I choose something simple that doesn’t stray too far off expectations.
Although there are a lot of fancy things that could be done for this, I’d rather have something evocative of the original game, so I decide to crop part of the original introductory bitmap. As a bonus, this will be a nice nod to this screen (which would otherwise not appear in the game at all):
There’s an issue, though. When cropping to a square, there’s no good framing that includes both chickens. Plus it all looks a bit empty at the top:
Ideally I’d like to move some of these elements closer together. But looking at my source files, I only have the finished opaque bitmap, not individual layers (back then I hadn’t yet refined my workflow, and I was not in the habit of rendering individual layers).
Normally, I’d simply go back and re-render the chickens will proper translucency information, so I can freely compose them on the background (I do have the earth as a layer). But, if you recall, the chickens all have that horrible “beak problem”:
Alright, it’s time to get creative. First, I’ll load up the CI2 chicken and delete everything except the beak and the body (the body is only needed as a reference for the beak’s relative placement to it):
Then, I’ll delete the problematic beaks from the original file:
“I Have No Mouth, and I Must Scream”.
Next, I’ll merge the body-plus-beaks into the scene, align the bodies exactly on top of each other (which will place the beaks also at their correct location), and finally delete the duplicate bodies. It all sounds a bit complicated when written down, but it’s quite straightforward. After a little bit of work, everything is done:
Well, uhm, I seem to have forgotten to re-parent the beaks to the bodies.

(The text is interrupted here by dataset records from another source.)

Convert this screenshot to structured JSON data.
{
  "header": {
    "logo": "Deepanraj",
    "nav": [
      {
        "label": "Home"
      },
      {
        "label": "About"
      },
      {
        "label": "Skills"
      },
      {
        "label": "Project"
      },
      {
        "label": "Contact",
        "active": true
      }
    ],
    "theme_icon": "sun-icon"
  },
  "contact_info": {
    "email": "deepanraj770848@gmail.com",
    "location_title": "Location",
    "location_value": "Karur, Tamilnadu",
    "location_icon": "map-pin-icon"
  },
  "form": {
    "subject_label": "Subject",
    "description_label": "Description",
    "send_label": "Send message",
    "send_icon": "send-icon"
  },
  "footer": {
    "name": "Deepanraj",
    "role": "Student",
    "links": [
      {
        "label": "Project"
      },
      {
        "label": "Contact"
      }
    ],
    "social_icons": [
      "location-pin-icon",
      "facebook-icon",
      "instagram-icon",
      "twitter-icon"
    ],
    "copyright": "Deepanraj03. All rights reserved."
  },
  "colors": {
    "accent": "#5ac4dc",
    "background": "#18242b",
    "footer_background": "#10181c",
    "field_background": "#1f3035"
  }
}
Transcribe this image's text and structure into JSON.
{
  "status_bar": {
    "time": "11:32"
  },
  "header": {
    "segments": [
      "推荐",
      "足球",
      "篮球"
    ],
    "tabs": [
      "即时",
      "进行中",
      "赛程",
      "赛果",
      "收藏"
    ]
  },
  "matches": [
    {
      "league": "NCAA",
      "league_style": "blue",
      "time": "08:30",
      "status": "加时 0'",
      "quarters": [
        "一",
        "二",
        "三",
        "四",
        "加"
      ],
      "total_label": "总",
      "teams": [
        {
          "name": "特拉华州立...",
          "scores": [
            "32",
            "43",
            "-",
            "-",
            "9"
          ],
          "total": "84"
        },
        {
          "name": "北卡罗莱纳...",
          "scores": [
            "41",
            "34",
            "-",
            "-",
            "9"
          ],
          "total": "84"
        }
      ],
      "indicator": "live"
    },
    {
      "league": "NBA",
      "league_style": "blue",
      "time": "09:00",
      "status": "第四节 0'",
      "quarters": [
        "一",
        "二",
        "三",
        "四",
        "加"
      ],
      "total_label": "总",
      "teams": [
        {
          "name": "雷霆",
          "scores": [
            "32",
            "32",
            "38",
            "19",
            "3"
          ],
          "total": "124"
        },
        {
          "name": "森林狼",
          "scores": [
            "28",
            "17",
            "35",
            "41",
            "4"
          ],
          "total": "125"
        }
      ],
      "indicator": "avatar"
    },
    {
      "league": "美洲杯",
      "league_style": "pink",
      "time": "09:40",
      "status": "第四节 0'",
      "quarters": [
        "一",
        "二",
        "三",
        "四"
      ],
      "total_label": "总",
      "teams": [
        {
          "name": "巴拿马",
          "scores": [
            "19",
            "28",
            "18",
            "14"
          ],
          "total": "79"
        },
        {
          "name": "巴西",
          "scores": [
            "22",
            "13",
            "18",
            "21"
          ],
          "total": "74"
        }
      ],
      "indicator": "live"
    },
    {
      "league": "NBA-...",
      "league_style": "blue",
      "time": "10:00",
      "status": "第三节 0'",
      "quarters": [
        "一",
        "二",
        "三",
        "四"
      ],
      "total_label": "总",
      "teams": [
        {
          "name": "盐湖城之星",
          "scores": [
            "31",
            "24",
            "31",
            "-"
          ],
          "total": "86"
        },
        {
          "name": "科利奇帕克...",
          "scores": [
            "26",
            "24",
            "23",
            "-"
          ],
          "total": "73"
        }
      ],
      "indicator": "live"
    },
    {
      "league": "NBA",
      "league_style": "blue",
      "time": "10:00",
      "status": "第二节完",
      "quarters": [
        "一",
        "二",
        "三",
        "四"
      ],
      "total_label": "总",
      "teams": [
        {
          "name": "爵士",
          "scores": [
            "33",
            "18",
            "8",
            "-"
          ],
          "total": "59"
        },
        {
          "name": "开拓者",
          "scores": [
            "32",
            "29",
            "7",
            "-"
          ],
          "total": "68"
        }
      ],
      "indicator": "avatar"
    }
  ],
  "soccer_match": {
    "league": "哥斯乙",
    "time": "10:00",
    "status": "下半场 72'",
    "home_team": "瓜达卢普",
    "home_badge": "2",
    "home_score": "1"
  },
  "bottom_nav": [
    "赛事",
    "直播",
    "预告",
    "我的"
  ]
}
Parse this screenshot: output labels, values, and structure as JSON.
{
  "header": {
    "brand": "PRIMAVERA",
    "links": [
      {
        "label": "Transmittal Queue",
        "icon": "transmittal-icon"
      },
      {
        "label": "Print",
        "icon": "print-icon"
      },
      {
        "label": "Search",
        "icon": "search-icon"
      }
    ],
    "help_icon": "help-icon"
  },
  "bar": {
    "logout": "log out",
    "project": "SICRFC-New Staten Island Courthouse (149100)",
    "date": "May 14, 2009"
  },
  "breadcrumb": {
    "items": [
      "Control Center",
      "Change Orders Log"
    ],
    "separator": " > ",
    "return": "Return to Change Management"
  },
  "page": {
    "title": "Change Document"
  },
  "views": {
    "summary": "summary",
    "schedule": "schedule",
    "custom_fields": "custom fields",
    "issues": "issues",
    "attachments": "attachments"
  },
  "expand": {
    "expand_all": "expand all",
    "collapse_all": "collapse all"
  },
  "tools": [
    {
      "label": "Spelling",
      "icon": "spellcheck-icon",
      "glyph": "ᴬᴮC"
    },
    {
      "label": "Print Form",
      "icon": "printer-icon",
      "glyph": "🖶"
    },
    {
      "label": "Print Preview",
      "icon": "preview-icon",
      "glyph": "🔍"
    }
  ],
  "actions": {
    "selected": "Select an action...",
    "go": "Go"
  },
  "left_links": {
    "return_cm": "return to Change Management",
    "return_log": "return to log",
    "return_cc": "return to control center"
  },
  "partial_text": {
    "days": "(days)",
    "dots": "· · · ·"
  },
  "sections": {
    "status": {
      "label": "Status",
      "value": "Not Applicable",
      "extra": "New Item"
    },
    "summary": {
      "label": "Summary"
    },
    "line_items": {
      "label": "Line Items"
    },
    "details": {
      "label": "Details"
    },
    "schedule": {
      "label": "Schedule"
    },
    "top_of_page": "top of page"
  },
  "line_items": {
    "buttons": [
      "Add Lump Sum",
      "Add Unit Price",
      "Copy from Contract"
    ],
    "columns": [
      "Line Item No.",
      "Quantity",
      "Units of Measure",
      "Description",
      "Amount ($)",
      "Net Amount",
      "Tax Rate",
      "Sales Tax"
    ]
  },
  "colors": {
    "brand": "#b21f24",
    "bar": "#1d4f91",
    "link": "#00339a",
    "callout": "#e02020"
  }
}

* Actually, I seem to have rendered the wrong frame in the sequence for these screenshots, the wings should not be bent so far upwards
There. I can now render them out with translucency information and move them around independently. I don’t even have to render at twice the resolution, because the icon is so small:
Finally. It’s not great, but it reads a little bit better.
Looking at the source code again, I see a reference to a certain flying pig:
It’s commented out, but it’s there nonetheless. And the assets folder actually includes the necessary bitmaps:
So, it turns out there might have been plans to launch this pig into space much earlier than 2002.